Credit union vs bank personal loans
Although banks and credit unions offer personal loans, you will have different experiences depending on where you borrow. Here are some notable differences you can expect between credit unions and bank personal loans:
- Banks favor excellent credit: If you have a great credit score and already belong to a traditional bank, you’ll probably have a hard time qualifying for a personal loan. But if you don’t have a good credit score, your bank might be less willing to work with you, even if you already have an account there. Credit unions tend to offer a bit more leniency, usually on a case-by-case basis.
- Credit unions are primarily community-based: Although there are some credit unions that allow anyone in the country to join, most only serve community members. They are run by members, not a select few. To become a member, you must meet certain requirements, such as living, working, or worshiping in the community.
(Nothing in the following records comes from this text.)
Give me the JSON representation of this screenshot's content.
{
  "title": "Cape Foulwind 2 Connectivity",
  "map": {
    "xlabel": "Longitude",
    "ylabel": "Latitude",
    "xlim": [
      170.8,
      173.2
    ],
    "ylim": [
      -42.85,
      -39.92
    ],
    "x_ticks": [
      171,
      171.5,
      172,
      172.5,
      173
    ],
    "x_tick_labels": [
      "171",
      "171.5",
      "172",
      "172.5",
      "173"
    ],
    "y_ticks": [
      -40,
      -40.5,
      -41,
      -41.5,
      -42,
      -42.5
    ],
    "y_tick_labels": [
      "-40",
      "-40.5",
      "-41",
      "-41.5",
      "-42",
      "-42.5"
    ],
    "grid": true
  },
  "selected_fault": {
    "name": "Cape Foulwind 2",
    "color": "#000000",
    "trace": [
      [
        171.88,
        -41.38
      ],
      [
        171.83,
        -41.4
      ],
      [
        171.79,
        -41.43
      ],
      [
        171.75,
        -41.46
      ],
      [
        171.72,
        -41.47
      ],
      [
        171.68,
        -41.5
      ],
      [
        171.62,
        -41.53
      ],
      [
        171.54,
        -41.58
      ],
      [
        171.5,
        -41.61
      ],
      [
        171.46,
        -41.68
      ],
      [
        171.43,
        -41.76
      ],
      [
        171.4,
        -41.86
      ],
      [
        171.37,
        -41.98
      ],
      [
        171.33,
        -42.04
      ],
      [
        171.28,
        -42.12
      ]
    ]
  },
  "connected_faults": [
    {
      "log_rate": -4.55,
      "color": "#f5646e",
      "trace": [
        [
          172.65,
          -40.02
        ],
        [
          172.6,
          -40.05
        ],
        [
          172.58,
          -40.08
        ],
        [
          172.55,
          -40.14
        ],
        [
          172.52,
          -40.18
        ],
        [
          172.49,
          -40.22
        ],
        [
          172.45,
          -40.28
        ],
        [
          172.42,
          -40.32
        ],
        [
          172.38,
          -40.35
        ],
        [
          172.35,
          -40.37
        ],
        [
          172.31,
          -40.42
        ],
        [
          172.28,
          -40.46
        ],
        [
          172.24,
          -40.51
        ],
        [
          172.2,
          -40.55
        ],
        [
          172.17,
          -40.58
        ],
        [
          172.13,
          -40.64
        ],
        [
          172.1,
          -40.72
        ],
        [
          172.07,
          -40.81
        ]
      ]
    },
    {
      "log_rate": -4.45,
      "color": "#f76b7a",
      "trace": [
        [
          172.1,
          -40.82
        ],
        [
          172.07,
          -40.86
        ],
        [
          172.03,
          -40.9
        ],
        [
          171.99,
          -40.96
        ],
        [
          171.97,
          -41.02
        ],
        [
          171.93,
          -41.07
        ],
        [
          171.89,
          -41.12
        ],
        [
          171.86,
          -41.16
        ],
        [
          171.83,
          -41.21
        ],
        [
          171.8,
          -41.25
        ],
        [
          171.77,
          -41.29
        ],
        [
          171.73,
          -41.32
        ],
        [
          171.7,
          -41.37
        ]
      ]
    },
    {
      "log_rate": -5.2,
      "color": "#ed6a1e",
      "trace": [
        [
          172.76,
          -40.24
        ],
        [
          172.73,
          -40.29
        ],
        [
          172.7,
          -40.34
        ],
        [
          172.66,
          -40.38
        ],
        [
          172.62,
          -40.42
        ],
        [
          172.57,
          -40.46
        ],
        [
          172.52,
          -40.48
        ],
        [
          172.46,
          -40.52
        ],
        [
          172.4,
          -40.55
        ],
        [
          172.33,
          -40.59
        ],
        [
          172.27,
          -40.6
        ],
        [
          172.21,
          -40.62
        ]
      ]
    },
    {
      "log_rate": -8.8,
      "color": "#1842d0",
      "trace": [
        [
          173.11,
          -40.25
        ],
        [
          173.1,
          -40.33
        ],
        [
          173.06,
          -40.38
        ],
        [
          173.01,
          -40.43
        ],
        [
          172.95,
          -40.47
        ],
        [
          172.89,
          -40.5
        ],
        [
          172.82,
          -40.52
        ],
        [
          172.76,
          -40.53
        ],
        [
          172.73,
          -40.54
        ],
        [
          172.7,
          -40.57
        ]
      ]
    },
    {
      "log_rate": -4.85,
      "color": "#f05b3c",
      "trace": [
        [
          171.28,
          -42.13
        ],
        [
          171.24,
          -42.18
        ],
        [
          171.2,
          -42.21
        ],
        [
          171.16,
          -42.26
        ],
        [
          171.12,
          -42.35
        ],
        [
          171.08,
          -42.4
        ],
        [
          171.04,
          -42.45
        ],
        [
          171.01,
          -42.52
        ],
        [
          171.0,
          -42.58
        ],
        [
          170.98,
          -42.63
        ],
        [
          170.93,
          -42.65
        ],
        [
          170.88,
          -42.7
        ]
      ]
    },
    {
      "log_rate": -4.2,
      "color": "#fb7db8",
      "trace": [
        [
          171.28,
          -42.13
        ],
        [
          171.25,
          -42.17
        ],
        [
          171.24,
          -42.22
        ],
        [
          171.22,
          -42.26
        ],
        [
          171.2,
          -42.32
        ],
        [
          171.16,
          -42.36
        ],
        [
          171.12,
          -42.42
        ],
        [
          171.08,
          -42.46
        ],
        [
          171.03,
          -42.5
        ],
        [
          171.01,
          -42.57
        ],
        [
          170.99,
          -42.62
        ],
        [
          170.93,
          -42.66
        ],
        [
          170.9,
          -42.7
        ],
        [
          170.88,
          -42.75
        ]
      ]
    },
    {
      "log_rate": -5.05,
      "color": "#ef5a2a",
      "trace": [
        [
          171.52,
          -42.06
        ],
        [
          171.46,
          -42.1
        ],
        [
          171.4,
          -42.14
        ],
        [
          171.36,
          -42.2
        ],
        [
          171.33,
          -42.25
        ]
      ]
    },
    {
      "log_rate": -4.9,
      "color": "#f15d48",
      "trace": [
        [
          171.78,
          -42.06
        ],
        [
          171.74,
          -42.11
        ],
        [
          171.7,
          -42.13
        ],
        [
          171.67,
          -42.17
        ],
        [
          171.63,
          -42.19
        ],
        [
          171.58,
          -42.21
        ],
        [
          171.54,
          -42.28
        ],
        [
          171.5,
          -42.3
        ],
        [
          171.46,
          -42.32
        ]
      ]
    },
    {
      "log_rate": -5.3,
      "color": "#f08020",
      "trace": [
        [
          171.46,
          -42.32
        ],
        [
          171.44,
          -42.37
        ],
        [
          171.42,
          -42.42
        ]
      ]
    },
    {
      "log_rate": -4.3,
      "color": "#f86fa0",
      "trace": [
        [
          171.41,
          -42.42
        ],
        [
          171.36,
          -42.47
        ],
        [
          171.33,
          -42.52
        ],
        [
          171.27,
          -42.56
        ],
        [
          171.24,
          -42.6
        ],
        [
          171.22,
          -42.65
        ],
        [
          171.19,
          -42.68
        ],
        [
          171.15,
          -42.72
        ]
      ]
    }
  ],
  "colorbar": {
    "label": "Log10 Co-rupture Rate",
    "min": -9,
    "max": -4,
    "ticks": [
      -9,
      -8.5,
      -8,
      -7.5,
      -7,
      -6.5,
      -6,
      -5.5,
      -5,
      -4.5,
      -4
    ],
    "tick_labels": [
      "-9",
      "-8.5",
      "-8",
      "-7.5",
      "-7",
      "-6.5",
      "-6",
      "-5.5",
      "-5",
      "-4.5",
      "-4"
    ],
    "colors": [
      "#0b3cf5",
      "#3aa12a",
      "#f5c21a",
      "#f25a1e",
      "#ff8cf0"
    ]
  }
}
- Customer service and user experience varies: Banks usually have the capital to create a better online user experience through their website and mobile app. They may also have more features that improve your experience, like Zelle, which lets you seamlessly send money to friends and family. Credit unions may lack user experience, but they tend to offer better customer service options than banks.
Credit union vs online personal loan
With the rise of technology, online lenders are becoming more common in the lending space.
Here’s how credit unions compare to online lenders when it comes to personal loans:
- Online lenders offer faster approvals: Many online lenders offer pre-qualification just to see if you are eligible to apply. Once you are pre-qualified, you can apply and get funds in your account within a day of completing your application. Many credit unions require membership for a fixed term, such as a few weeks or a month, before you can qualify for a personal loan. Also, most do not offer a pre-qualification process.
- Credit unions have lower maximum interest rates: Some online lenders target low credit score borrowers. If you don’t have good credit, you could see interest rates of up to 36%. This does not include set-up fees and any late payment, prepayment or insufficient funds fees. Although credit unions charge fees and interest, their maximum interest rates tend to be lower than most online lenders.
3 things to know about personal loans from credit unions
If you’re considering getting a personal loan from a credit union, make sure you understand how it differs from other types of lenders. Here are three things you need to know before applying for a personal loan:
- Memberships are required: Credit unions are member-based and not-for-profit. This means that you will need to register before you can take advantage of the offers. If you need to borrow money quickly, you won’t find too much urgency with a credit union and you may need to look elsewhere for a personal loan.
- Your creditworthiness is not limited to your credit score: Although credit scores are an important factor in determining your eligibility, credit unions also look at your ability to repay the loan and how you will use the funds. If you don’t have good credit, credit unions are much more willing to work with you than banks and online lenders.
- You may not know if you are eligible to borrow: Some online lenders offer pre-qualification to let you know if you qualify for a loan before you complete an application. Most credit unions don’t offer this, which means if you want to see if you qualify, you’ll need to submit an application. If you are denied, your credit score may temporarily drop and you will still need to apply to other lenders for your loan.